The last piece we need is the service definition itself. This comes first from the C# class.

class AlbumService... [ WebMethod ] public AlbumDTO GetAlbum(String key) { Album result = new AlbumFinder()[key]; if (result == null) throw new SoapException ("unable to find album with key: " + key, SoapException.ClientFaultCode); else return new AlbumAssembler().writeDTO(result); }

Of course, this isn't the real interface definition - that comes from the WSDL file.
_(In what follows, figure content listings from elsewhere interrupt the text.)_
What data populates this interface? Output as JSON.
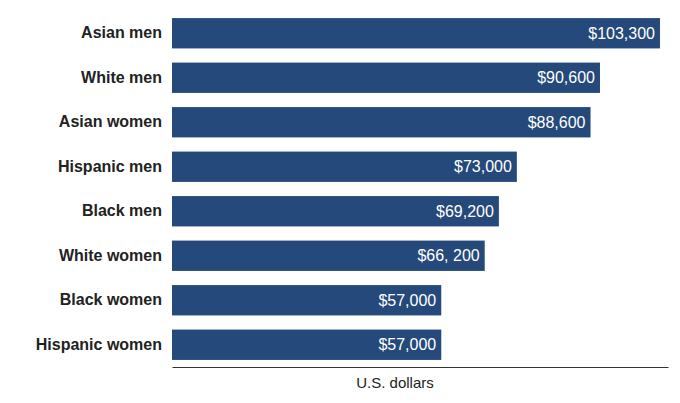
{
  "chart_data": {
    "type": "bar",
    "orientation": "horizontal",
    "categories": [
      "Asian men",
      "White men",
      "Asian women",
      "Hispanic men",
      "Black men",
      "White women",
      "Black women",
      "Hispanic women"
    ],
    "values": [
      103300,
      90600,
      88600,
      73000,
      69200,
      66200,
      57000,
      57000
    ],
    "value_labels": [
      "$103,300",
      "$90,600",
      "$88,600",
      "$73,000",
      "$69,200",
      "$66, 200",
      "$57,000",
      "$57,000"
    ],
    "data_labels": true,
    "color": "#24497a",
    "x_label": "U.S. dollars",
    "xlim": [
      0,
      105000
    ],
    "tick_labels": "y",
    "grid": false
  }
}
Here are the relevant bits

<portType name="AlbumServiceSoap"> <operation name="GetAlbum"> <input message="s0:GetAlbumSoapIn" /> <output message="s0:GetAlbumSoapOut" /> </operation> </portType> <message name="GetAlbumSoapIn"> <part name="parameters" element="s0:GetAlbum" /> </message> <message name="GetAlbumSoapOut"> <part name="parameters" element="s0:GetAlbumResponse" /> </message> <s:element name="GetAlbum"> <s:complexType> <s:sequence> <s:element minOccurs="1" maxOccurs="1" name="key" nillable="true" type="s:string" /> </s:sequence> </s:complexType> </s:element> <s:element name="GetAlbumResponse"> <s:complexType> <s:sequence> <s:element minOccurs="1" maxOccurs="1" name="GetAlbumResult" nillable="true" type="s0:AlbumDTO" /> </s:sequence> </s:complexType> </s:element>

As expected, WSDL is rather more garrulous than your average politician, but unlike so many of them - it does get the job done. I can now invoke the service by sending a SOAP message of the form

<?xml version="1.0" encoding="utf-8"?> <soap:Envelope xmlns:xsi="" xmlns:xsd="" xmlns:soap=""> <soap:Body> <GetAlbum xmlns=""> <key>aKeyString</key> </GetAlbum> </soap:Body> </soap:Envelope>

The important thing to remember about this example isn't the cool gyrations with SOAP and .NET, but the fundamental layering approach. Design an application without distribution, then layer the distribution ability on top of that with Session Facades and Data Transfer Objects.